BYO launcher: basilica.distributed(command=[...]) factory
When you want to drive torchrun (or mpirun, or accelerate) yourself, pass
command=[...] instead of decorating a function. The same basilica.distributed
symbol becomes a factory and returns a DistributedTraining directly:
import basilica
from basilica import ProviderFilter, WorldSize
training = basilica.distributed(
name="dlc-torchrun",
image="ghcr.io/one-covenant/basilica/basilica-distributed-trainer:latest",
command=[
"torchrun",
"--rdzv-backend=etcd",
"--rdzv-endpoint=$BASILICA_RDZV_ENDPOINT",
"--rdzv-id=$BASILICA_RDZV_ID",
"--nnodes=$BASILICA_WORLD_TARGET",
"--nproc-per-node=$BASILICA_GPUS_PER_POD",
"/workspace/all_reduce_smoke.py",
],
world_size=WorldSize(min=2, target=2, max=4),
gpu_count=1,
gpu_models=["A100"],
provider_filter=ProviderFilter(include=["hyperstack", "verda"]),
topology_spread="pack",
ttl_seconds=900,
)
with training:
training.scale(target=3)
training.wait_until_target_world(timeout=300)

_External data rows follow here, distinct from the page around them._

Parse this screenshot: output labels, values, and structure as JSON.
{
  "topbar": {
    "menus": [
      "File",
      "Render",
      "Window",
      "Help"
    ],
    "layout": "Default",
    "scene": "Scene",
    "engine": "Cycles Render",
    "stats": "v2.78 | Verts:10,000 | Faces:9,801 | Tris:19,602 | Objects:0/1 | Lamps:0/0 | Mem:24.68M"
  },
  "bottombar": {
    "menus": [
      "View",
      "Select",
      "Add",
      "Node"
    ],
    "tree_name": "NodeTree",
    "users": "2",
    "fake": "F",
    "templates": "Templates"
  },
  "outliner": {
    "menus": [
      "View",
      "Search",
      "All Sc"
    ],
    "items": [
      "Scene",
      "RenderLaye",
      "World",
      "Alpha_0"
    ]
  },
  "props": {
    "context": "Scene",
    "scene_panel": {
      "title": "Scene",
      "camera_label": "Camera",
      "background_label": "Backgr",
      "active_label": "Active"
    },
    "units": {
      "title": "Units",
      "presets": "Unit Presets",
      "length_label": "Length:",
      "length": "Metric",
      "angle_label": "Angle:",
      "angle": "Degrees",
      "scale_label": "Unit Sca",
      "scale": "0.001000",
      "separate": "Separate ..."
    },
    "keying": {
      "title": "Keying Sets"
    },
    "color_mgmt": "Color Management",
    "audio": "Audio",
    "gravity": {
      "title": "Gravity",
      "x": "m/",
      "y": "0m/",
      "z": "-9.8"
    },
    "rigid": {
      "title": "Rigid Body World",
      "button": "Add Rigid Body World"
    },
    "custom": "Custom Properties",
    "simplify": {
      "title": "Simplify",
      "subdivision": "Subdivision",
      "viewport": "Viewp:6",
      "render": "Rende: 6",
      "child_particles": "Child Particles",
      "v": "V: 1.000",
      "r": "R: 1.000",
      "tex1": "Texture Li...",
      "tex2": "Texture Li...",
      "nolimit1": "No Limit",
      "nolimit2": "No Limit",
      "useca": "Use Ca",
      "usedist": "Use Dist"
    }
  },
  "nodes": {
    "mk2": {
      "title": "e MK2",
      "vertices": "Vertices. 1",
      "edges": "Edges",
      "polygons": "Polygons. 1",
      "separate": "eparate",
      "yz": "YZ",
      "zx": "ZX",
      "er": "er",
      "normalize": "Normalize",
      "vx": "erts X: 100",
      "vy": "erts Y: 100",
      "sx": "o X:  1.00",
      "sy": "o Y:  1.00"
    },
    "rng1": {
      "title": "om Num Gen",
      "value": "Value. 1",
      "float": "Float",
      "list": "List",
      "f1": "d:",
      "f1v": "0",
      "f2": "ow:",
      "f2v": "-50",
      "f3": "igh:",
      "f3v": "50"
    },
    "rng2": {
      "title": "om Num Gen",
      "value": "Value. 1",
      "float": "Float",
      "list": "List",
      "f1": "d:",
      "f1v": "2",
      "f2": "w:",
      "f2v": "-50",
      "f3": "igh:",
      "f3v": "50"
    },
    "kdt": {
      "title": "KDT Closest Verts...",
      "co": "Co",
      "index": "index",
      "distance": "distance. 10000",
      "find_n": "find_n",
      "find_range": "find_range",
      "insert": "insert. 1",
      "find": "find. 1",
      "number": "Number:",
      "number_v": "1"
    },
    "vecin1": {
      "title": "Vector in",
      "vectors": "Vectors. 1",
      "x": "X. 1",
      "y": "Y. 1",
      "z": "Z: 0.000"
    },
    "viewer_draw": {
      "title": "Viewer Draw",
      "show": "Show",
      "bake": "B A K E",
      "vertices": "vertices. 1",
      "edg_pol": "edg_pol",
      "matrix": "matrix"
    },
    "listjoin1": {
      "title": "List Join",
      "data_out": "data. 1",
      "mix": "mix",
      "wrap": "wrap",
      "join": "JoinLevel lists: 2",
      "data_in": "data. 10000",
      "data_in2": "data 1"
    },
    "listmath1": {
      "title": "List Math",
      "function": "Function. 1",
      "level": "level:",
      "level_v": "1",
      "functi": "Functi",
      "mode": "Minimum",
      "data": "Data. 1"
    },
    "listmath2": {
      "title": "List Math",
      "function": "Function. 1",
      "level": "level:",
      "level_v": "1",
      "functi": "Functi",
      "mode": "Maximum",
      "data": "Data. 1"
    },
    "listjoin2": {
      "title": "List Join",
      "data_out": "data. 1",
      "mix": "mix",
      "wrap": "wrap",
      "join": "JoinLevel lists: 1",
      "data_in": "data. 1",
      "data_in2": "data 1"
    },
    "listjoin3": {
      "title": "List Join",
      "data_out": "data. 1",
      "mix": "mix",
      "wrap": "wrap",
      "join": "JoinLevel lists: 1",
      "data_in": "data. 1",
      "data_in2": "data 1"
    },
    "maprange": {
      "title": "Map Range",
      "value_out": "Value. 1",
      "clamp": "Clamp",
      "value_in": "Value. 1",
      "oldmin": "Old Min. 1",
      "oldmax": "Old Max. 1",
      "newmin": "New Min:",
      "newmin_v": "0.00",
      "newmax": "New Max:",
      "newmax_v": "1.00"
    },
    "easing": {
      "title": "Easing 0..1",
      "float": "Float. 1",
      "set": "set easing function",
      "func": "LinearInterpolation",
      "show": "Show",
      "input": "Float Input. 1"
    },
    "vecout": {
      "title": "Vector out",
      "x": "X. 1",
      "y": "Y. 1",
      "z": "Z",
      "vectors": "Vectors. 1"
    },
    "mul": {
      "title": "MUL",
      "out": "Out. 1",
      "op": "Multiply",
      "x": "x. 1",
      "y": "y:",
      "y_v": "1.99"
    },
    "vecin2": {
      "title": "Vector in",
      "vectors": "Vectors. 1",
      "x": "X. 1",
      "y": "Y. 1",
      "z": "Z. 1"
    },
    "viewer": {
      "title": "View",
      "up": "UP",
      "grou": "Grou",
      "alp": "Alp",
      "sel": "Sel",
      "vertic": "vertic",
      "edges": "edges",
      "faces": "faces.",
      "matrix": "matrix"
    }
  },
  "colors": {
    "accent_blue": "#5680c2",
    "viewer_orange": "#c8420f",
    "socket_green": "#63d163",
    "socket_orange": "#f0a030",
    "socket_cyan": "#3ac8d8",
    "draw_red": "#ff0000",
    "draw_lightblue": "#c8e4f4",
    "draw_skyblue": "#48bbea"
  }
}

print(training.logs(tail=30))
Same DistributedTraining handle as the decorator path. Same context-manager
cleanup. The only difference is command=[...] replaces the decorated function
body. Inside the launcher, expand $BASILICA_RDZV_ENDPOINT / $BASILICA_RANK /
$BASILICA_WORLD_TARGET / $BASILICA_GPUS_PER_POD — the operator injects
these into the worker pod environment.
Lifecycle on the DistributedTraining handle
| Method | What it does |
|---|---|
training.world |
WorldStatus(ready, target, min, max, below_minimum) snapshot |
training.phase |
Operator-driven phase: pending / ready / succeeded / failed / cancelled |
training.ranks |
Per-rank pod observations (provider, region, phase, restarts) |
training.rank_exits |
Per-rank exit diagnostics, populated after the UD reaches a terminal state |
training.bench |
BenchResult | None — None means "no measurement", regardless of why |
training.bench_diagnostics |
Debug detail when training.bench is None; rarely needed |
training.scale(target=N) |
Patch worldSize.target mid-run; ranks join/drain asynchronously |
training.wait_until_min_world(timeout=...) |
Block until ready >= min or raise BelowMinimumWorld |
training.wait_until_target_world(timeout=...) |
Block until ready >= target |
training.wait_until_complete(timeout=...) |
Block until terminal phase (succeeded / failed / cancelled) |
training.logs(tail=..., follow=...) |
Stream merged-rank logs |
training.delete() |
Explicit teardown; __exit__ runs this on scope exit |
Every method has an _async counterpart (training.scale_async(...),
async with training: ...).
bench=True — the diagnostic for "is my code slow or is the network slow?"
NCCL collective bandwidth varies with provider, region, GPU model, and current mesh load. Without a measurement, the user has to guess whether slow training is their code or the network.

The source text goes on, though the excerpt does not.